Toyabe and colleagues have observed this energy-information equivalence by varying an electric field so that it represents a kind of spiral staircase. The difference in electrical potential between successive steps on the staircase is kT, meaning that a thermally fluctuating particle placed in the field will occasionally jump up a step but more often than not it will take a step downwards. What the researchers did was to intervene so that whenever the particle does move upwards they place the equivalent of a barrier behind it, preventing the particle from falling beyond this point. Repeating the process allows it to gradually climb the staircase.
The experiment consisted of a 0.3 µm-diameter particle made up of two polystyrene beads that was pinned to a single point on the underside of the top of a glass box containing an aqueous solution. The shape of an applied electric field forced the particle to rotate in one direction or, in other words, to fall down the potential-energy staircase. Buffered by the molecules in the solution, however, the particle every so often rotated slightly in the opposite direction, allowing it to take a step upwards.
By tracking the particle's motion using a video camera and then using image-analysis software to identify when the particle had rotated against the field, the researchers were able to raise the metaphorical barrier behind it by inverting the field's phase. In this way they could gradually raise the potential of the particle even though they had not imparted any energy to it directly.
In recent years other groups have shown that collections of particles can be rearranged so as to reduce their entropy without providing them with energy directly.
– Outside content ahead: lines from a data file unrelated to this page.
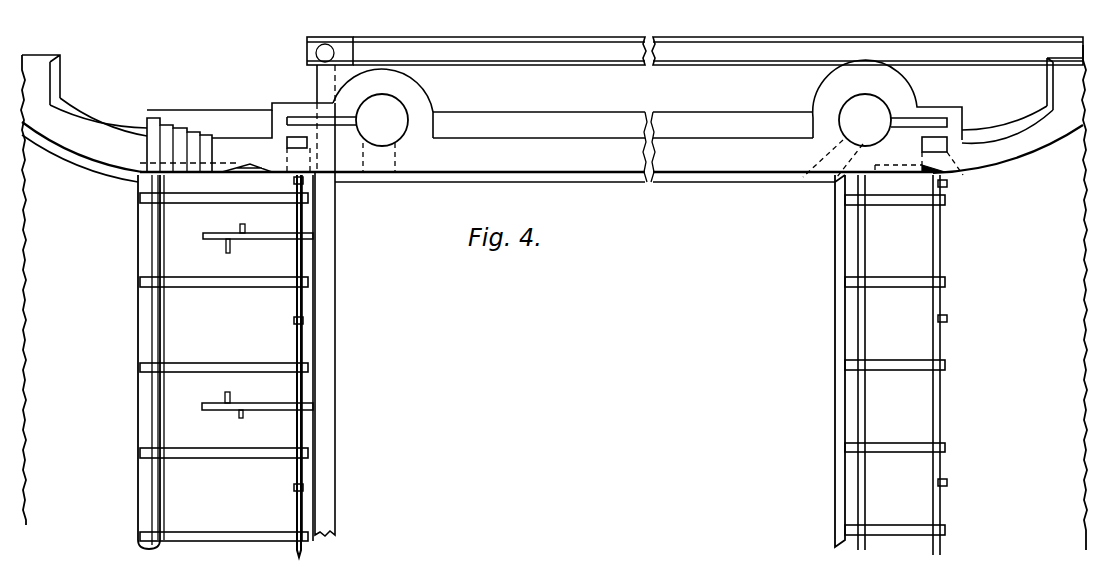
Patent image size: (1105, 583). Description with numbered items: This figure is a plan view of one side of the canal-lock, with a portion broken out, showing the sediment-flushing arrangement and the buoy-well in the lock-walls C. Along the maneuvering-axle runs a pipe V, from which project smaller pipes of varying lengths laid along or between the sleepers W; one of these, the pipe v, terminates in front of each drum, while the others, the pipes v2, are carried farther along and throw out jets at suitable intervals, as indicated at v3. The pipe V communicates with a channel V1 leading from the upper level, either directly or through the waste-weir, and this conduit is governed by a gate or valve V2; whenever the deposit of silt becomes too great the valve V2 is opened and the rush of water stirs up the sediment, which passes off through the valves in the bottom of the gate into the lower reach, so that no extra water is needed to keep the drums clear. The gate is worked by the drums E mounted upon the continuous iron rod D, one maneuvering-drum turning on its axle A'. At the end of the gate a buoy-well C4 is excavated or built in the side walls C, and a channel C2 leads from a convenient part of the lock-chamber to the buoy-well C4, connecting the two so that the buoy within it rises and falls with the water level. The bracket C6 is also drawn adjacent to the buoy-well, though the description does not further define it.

The channel V1 is at (718, 51).
The gate or valve V2 is at (339, 51).
The lock-walls C is at (552, 118).
The channel connecting lock-chamber and buoy-well C2 is at (379, 172).
The buoy-well C4 is at (623, 120).
The bearing bracket C6 is at (831, 170).
The pipe V is at (332, 319).
The sleepers W is at (225, 362).
The axle A' is at (289, 366).
The smaller pipe v is at (312, 487).
The smaller pipe v2 is at (257, 316).
The jets v3 is at (235, 322).
The drums E is at (614, 336).
The continuous rod of iron D is at (895, 365).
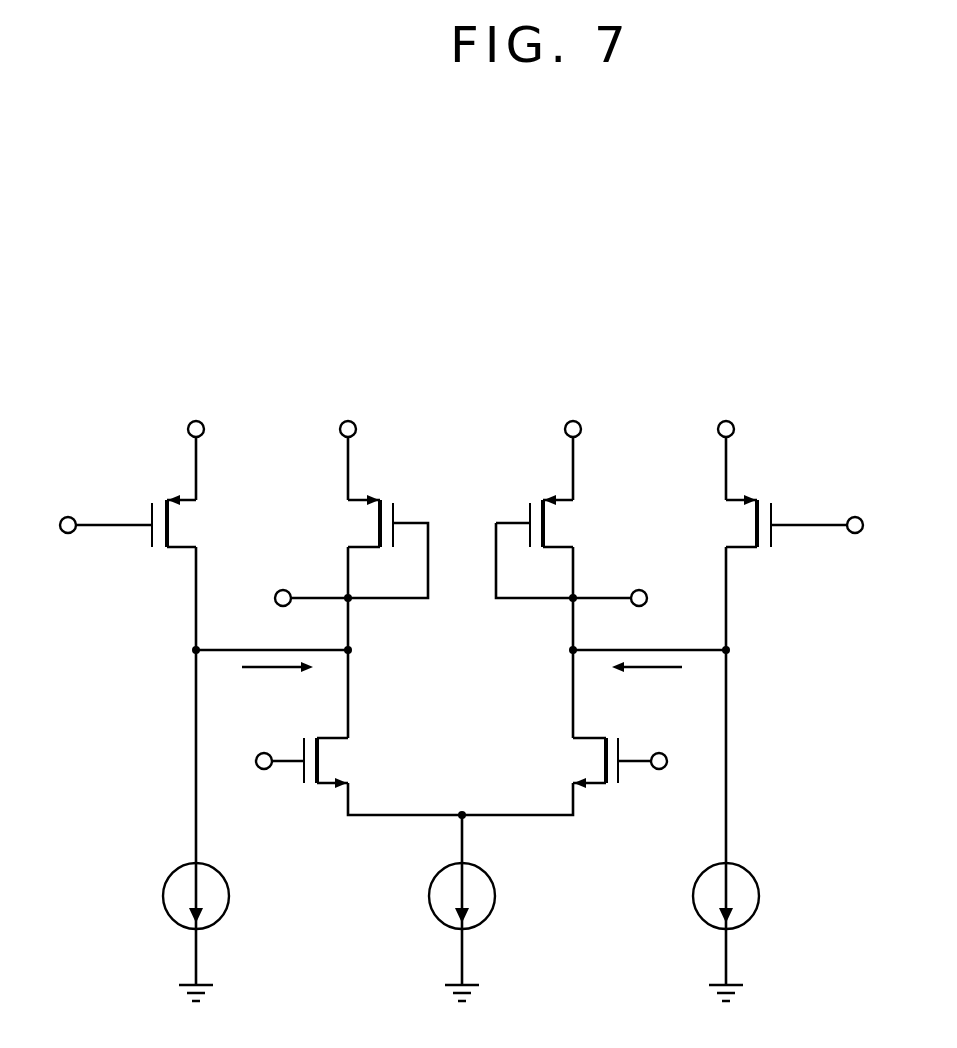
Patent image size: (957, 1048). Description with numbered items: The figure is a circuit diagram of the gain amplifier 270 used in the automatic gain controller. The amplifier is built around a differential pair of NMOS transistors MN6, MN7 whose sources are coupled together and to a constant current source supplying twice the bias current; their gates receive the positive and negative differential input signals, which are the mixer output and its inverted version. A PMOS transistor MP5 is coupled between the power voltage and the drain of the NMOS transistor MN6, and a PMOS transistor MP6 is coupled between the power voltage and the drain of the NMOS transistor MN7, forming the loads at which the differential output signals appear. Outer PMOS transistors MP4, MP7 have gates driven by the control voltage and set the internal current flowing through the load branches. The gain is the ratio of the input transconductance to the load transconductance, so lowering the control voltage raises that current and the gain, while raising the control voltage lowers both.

The gain amplifier 270 is at (533, 383).
The PMOS transistor MP4 is at (184, 521).
The PMOS transistor MP5 is at (359, 521).
The PMOS transistor MP6 is at (561, 521).
The PMOS transistor MP7 is at (735, 521).
The NMOS transistor MN6 is at (337, 763).
The NMOS transistor MN7 is at (584, 763).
The breakthrough in the latest work is to have quantified the conversion of information to energy. By measuring the particle's degree of rotation against the field, Toyabe and colleagues found that they could convert the equivalent of one bit information to 0.28 kTln2 of energy or, in other words, that they could exploit more than a quarter of the information's energy content.
Processes taking place on the nanoscale are completely different to those we are familiar with, and information is part of that picture Christian Van den Broeck, University of Hasselt
The research is described in Nature Physics, and in an accompanying article Christian Van den Broeck of the University of Hasselt in Belgium describes the result as "a direct verification of information-to-energy conversion" but points out that the conversion factor is an idealized figure. As he explains, it regards just the physics taking place on the microscopic scale and ignores the far larger amount of energy consumed by the macroscopic devices, among them the computers and human operators involved. He likens the energy gain to that obtained in an experimental fusion facility, which is dwarfed by the energy needed to run the experiment. "They are cheating a little bit," joked Van den Broeck over the telephone. "This is not something you can put on the shelf and sell at this point."
However, Van den Broeck does believe that the work could lead to practical applications within perhaps the next 30 or 40 years. He points out that as devices get ever more miniature the energy content of the information used to control them – kT at room temperature being equivalent to about 4 × 10–21 J – will approach that required to operate them. "Nobody thinks of using bits to boil water," he says, "but that would in principle be possible at nanometre scales." And he speculates that molecular processes occurring in nature might already be converting information to energy in some way. "The message is that processes taking place on the nanoscale are completely different from those we are familiar with, and that information is part of that picture."